Let's review both libraries and try to choose one over the other. Let's use the two-step process of first turning to the community and then reviewing the project repositories. This process is described in detail in separate articles in Part 1 and Part 2.
Turn to community
Let's first turn to the community. Various indicators exist that convey package reliability. They are not waterproof but are a good starting point. They range from the number of dependent projects to the number of downloads in the last month and from stars on GitHub to general health ranking sites.
Downloads in the last month
6 753 948
7 177 345
Stars on GitHub
Package Quality (health ranking)
Comparison of reliability metrics for Q and Bluebird packages.
It looks like they are both pretty even. Bluebird seems to have a slight edge over dependent projects and the number of downloads. Stars on GitHub are both evenly in the 11k range. Bluebird has a slight edge on Package Quality.com health ranking.
Next, let's look at the project repository for each project.

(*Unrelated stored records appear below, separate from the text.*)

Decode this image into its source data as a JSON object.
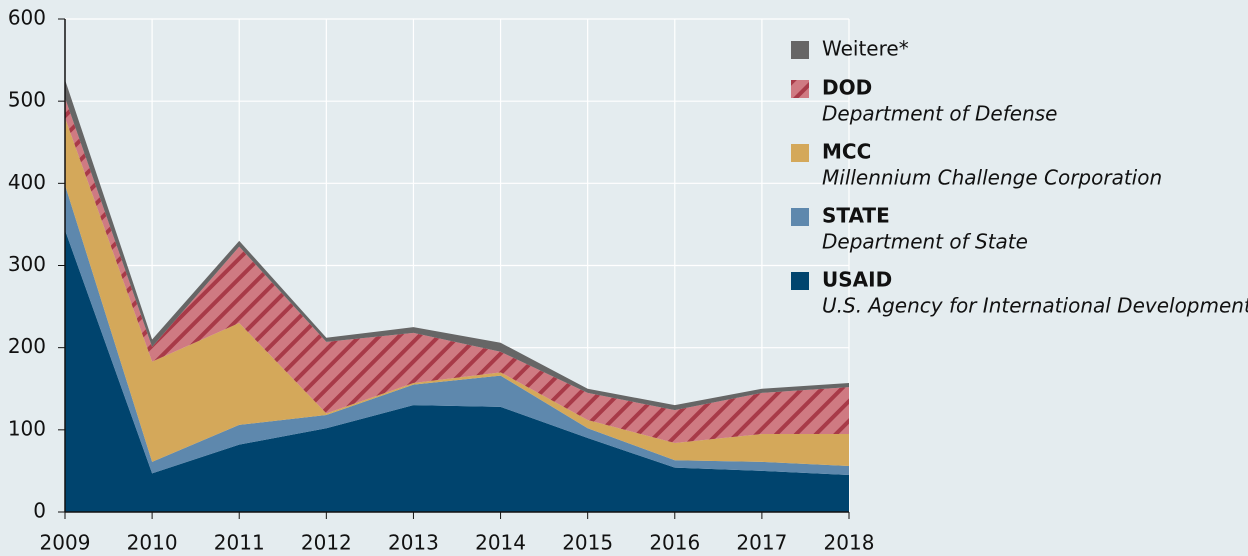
{
  "chart_data": {
    "type": "area",
    "stacked": true,
    "categories": [
      "2009",
      "2010",
      "2011",
      "2012",
      "2013",
      "2014",
      "2015",
      "2016",
      "2017",
      "2018"
    ],
    "series": [
      {
        "name": "USAID",
        "description": "U.S. Agency for International Development",
        "color": "#00446e",
        "values": [
          343,
          47,
          82,
          102,
          130,
          128,
          90,
          54,
          50,
          45
        ]
      },
      {
        "name": "STATE",
        "description": "Department of State",
        "color": "#5e88ad",
        "values": [
          55,
          14,
          24,
          16,
          25,
          38,
          12,
          9,
          11,
          11
        ]
      },
      {
        "name": "MCC",
        "description": "Millennium Challenge Corporation",
        "color": "#d4a85a",
        "values": [
          82,
          122,
          124,
          2,
          2,
          4,
          10,
          21,
          34,
          39
        ]
      },
      {
        "name": "DOD",
        "description": "Department of Defense",
        "color": "#cf7a82",
        "hatch": true,
        "hatch_color": "#a83a48",
        "values": [
          24,
          18,
          93,
          87,
          61,
          25,
          33,
          40,
          50,
          57
        ]
      },
      {
        "name": "Weitere*",
        "color": "#666666",
        "values": [
          22,
          9,
          7,
          5,
          7,
          11,
          5,
          6,
          5,
          5
        ]
      }
    ],
    "ylim": [
      0,
      600
    ],
    "yticks": [
      0,
      100,
      200,
      300,
      400,
      500,
      600
    ],
    "grid": true,
    "legend": "right"
  }
}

Q - GitHub Readme.md, very clear and informative, a bit long
Q - to solve the pyramid of doom, the infinite nesting callback problem
Bluebird - performance is king, a fast implementation of Promises
One might ask if performance is a necessary concern when dealing with asynchronous operations. There is a dedicated page on the Bluebird site "Bluebird: Why Performance?" but it is not completed.
Is it maintained
Q - last release 11 months ago
Bluebird - last release less than 24 hours ago
Is the scope clear
Both concentrate on the Promises problem space. They both have augmented the standard Promise functionality with various helpers that ease everyday operations and help to deal with complex workflows. Bluebird has support for coroutines.

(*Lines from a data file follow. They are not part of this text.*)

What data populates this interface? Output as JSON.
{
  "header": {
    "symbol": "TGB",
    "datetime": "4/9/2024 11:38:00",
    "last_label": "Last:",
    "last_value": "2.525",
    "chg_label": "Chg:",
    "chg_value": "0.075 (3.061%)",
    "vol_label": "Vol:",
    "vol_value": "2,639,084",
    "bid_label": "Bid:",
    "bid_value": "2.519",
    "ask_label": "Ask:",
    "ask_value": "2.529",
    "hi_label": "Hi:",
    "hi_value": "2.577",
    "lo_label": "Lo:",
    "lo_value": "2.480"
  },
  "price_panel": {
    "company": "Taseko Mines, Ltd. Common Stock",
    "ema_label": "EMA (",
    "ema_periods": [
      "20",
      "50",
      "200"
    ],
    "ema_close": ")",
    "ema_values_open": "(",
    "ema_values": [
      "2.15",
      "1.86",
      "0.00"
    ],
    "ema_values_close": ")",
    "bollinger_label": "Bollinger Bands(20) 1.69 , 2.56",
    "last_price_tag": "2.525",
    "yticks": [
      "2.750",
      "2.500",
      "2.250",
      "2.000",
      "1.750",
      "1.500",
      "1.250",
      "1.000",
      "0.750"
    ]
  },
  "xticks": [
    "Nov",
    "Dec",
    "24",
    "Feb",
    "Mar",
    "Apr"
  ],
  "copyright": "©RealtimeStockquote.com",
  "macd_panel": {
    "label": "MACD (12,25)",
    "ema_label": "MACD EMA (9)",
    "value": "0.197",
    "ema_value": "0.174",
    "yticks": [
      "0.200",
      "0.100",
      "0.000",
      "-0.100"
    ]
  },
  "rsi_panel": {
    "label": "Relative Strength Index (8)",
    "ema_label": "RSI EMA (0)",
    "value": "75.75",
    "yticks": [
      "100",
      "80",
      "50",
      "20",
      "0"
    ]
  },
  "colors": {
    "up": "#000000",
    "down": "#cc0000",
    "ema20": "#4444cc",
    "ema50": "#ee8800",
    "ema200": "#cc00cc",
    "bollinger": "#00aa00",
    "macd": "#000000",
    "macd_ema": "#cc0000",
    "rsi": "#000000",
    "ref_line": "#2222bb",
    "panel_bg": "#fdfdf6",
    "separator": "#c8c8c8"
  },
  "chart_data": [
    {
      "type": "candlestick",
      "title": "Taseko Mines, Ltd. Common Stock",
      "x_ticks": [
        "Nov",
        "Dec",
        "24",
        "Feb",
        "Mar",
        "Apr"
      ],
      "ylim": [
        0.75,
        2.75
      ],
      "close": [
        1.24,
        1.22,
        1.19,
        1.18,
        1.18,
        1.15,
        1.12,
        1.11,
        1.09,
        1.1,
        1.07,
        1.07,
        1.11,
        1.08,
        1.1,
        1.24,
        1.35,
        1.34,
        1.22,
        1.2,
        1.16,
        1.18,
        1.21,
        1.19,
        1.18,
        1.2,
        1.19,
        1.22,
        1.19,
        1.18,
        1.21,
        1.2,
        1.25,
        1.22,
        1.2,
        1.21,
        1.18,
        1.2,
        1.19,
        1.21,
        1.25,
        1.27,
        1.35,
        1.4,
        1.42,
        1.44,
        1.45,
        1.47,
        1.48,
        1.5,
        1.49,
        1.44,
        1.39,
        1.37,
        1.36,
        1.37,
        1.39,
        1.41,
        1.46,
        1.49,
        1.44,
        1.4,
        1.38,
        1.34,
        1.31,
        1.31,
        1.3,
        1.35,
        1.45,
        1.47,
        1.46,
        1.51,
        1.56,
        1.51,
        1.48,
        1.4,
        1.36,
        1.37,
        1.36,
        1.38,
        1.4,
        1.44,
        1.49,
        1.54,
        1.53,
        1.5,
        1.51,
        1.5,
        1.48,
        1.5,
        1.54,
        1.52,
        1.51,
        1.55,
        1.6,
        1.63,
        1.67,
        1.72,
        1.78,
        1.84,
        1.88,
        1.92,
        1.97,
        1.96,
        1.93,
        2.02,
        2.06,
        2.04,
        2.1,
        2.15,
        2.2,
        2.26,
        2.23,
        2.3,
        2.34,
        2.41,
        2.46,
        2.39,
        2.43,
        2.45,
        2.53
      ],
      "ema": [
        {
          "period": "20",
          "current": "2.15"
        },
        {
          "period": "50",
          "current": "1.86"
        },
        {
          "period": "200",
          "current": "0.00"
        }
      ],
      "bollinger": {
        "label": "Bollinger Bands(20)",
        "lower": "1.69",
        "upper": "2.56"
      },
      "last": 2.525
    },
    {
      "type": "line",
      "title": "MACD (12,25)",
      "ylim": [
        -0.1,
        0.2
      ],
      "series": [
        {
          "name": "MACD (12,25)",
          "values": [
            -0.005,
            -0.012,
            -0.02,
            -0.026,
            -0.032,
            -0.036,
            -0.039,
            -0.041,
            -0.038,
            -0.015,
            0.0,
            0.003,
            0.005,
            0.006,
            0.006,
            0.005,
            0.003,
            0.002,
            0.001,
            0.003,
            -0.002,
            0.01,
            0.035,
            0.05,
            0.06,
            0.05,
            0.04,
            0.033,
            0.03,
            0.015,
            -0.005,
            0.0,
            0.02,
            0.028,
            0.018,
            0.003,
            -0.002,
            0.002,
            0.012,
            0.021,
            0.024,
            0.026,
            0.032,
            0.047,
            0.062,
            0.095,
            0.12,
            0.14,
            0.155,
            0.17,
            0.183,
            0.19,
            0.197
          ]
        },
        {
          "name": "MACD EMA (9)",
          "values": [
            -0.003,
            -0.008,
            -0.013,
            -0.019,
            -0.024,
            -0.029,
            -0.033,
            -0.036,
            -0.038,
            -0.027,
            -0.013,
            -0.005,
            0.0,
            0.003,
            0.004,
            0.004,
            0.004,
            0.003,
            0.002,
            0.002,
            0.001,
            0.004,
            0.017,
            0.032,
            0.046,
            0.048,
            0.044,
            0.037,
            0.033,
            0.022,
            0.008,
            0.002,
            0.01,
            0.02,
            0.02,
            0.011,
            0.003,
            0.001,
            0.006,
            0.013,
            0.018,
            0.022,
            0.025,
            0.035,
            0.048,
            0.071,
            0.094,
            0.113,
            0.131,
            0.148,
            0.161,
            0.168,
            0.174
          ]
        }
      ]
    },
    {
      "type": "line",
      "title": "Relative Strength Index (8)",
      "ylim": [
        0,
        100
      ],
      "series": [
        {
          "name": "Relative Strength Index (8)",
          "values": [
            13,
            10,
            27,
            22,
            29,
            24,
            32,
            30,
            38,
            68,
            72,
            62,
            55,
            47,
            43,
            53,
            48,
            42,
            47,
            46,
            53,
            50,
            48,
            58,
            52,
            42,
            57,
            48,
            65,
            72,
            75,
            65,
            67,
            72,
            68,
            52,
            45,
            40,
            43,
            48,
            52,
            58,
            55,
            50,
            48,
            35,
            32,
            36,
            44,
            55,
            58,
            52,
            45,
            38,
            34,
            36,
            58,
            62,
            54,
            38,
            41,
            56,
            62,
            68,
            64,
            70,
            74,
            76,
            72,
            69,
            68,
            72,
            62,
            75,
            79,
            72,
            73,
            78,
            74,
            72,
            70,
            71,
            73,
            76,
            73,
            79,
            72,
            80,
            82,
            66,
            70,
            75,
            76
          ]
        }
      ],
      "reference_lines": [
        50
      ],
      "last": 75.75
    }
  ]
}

Q - fair amount of open issues, 86 out of 411
Bluebird - good rate of issues closed, only a few open: 14 out of 748
Can you read the code
Q - more readable of the two, but not as modular and mostly in a single file
Bluebird - large codebase but modular, not the most readable code ever, performance optimization surely provide their own difficulties when trying to follow code
Not something you could fix yourself.
Verdict - use Bluebird
While the community indicators go even for both packages, Bluebird seems to be the better-maintained project. Both are very complex pieces of code and fixing any bugs you encounter are best left for the module authors. Due to this reason the maintenance activity proves to be a deciding factor.
Q seems to have slowed down on the releases front, and one might wonder if critical bugs will be updated promptly or not. Bluebird has some pages missing in the documentation, but otherwise very thorough explanations.